労災保険制度の拡大フリーランスの自由な働き方を支える
自由な働き方を選び、企業に属さずに個人で業務を受けるフリーランスの数が増加しています。
フリーランスが安心して働くためには、病気やけがの際にも生計が保護される安全ネットが必要です。厚生労働省は、原則としてあらゆる業種のフリーランスが労災保険に加入できるように改革を進めています。この改革により約270万人のフリーランスが対象となる見込みです。
対象270万人、働き方の多様化に応える重要な一歩
厚生労働省は、労働者災害補償保険法の施行規則を改正し、フリーランスの労災保険適用範囲を全業種に広げる方針を進めており、この改革は2024年秋に施行される予定です。
加入は任意であり、ライター、研究者、デザイナーなども新たに対象となるでしょう。
新しい制度では、企業から業務委託を受け、企業で働く労働者と同様の環境で働いているフリーランスが保険の対象となる見込みです。この基準は、2023年4月に成立した「フリーランス・事業者間取引適正化等法」に基づいて判断されます。
そもそもフリーランスとは、企業や組織に雇用されず、独自に仕事を受ける個人を指します。
内閣官房の調査によれば、2020年時点で全国で約460万人のフリーランスが存在し、労働人口の約15分の1に相当します。新型コロナウイルスの感染拡大がきっかけとなり、彼らの数は増加傾向にあるようです。
しかし、フリーランスは通常、労災保険などの安全保障に関して、一部の業種しか加入できないという課題がありました。これまで自転車配達員や歯科技工士など、特定の業種に対して保険対象を拡大してきましたが、対象業種は現在25種類に限られています。
現行のルールに従えば、約70万人のフリーランスが労災保険に加入しているとされていますが、業務委託を受けているフリーランスは約270万人いるとされ、新しい制度の導入に伴い利用者が増加する可能性が高いでしょう。
今後の検討課題としては労災保険料率があります。通常、労災保険料は雇用主である企業が負担しますが、フリーランスは個人で負担する必要があり、月額で約3,000円から5,000円程度かかります。
労災保険法は1947年に制定され、当初は工場で働く労働者を対象としており、個人事業主などのフリーランスは含まれていませんでした。しかし、1965年にトラック運転手や一人親方などの業種に対して労災の適用を始めるなど、労働環境が多様化するにつれ、労働者としての保護が必要とされるようになりました。
現代の多様な働き方に合わせて、労働者としての定義やフリーランスの保障についての線引きは難しい課題となっています。フリーランスは一般的に労働者法の下では「個人事業主」とされているため、一律に労働者として扱うことはできません。例えば、フリーランスが保険に加入せずに仕事を請け負った場合、事故が発生した際に労働者として認定される可能性があり、労災認定を要求するケースも予想されます。

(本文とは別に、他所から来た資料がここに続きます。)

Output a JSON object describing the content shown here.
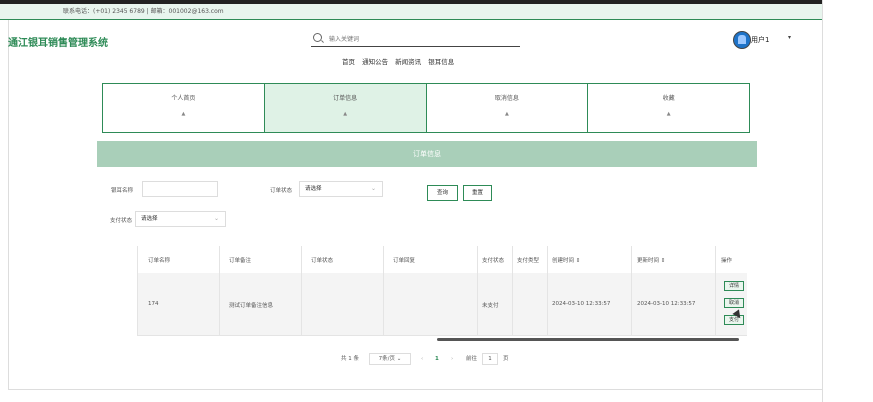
{
  "contact": "联系电话：(+01) 2345 6789 | 邮箱：001002@163.com",
  "app_title": "通江银耳销售管理系统",
  "search": {
    "placeholder": "输入关键词"
  },
  "nav": [
    "首页",
    "通知公告",
    "新闻资讯",
    "银耳信息"
  ],
  "user": {
    "name": "用户1",
    "caret": "▾"
  },
  "cards": [
    {
      "label": "个人首页",
      "icon": "▲"
    },
    {
      "label": "订单信息",
      "icon": "▲"
    },
    {
      "label": "取消信息",
      "icon": "▲"
    },
    {
      "label": "收藏",
      "icon": "▲"
    }
  ],
  "section_title": "订单信息",
  "filters": {
    "name_label": "银耳名称",
    "name_value": "",
    "status_label": "订单状态",
    "status_value": "请选择",
    "pay_label": "支付状态",
    "pay_value": "请选择",
    "query_btn": "查询",
    "reset_btn": "重置"
  },
  "table": {
    "headers": [
      "订单名称",
      "订单备注",
      "订单状态",
      "订单回复",
      "支付状态",
      "支付类型",
      "创建时间 ⇕",
      "更新时间 ⇕",
      "操作"
    ],
    "rows": [
      {
        "name": "174",
        "remark": "测试订单备注信息",
        "status": "",
        "reply": "",
        "pay_status": "未支付",
        "pay_type": "",
        "created": "2024-03-10 12:33:57",
        "updated": "2024-03-10 12:33:57",
        "actions": [
          "详情",
          "取消",
          "支付"
        ]
      }
    ]
  },
  "pager": {
    "total": "共 1 条",
    "page_size": "7条/页",
    "prev": "‹",
    "current": "1",
    "next": "›",
    "goto_label": "前往",
    "goto_value": "1",
    "page_unit": "页"
  }
}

そのため、厚生労働省内では、企業が契約を結ぶ前にフリーランスが任意で労災保険に加入しているかを確認する仕組みが必要との声も上がっています。
欧州連合(EU)では、個人事業主と労働者を区別する基準の策定が進められており、契約企業が報酬の水準や労働状況を監視・評価しているかどうかなど、特定の基準を満たす場合、労働者として認識する案も存在します。フランスなどの一部の国では、実際に企業がフリーランスの保険料を負担する労災補償制度を法律で定めています。
しかし、日本にはこのような基準がまだ存在しません。
フリーランスの労災保険制度の改革は、現代の労働環境に合わせた重要な一歩です。
制度の改善により、フリーランスの生計と健康が守られ、社会全体にとってプラスの影響をもたらすことが期待されます。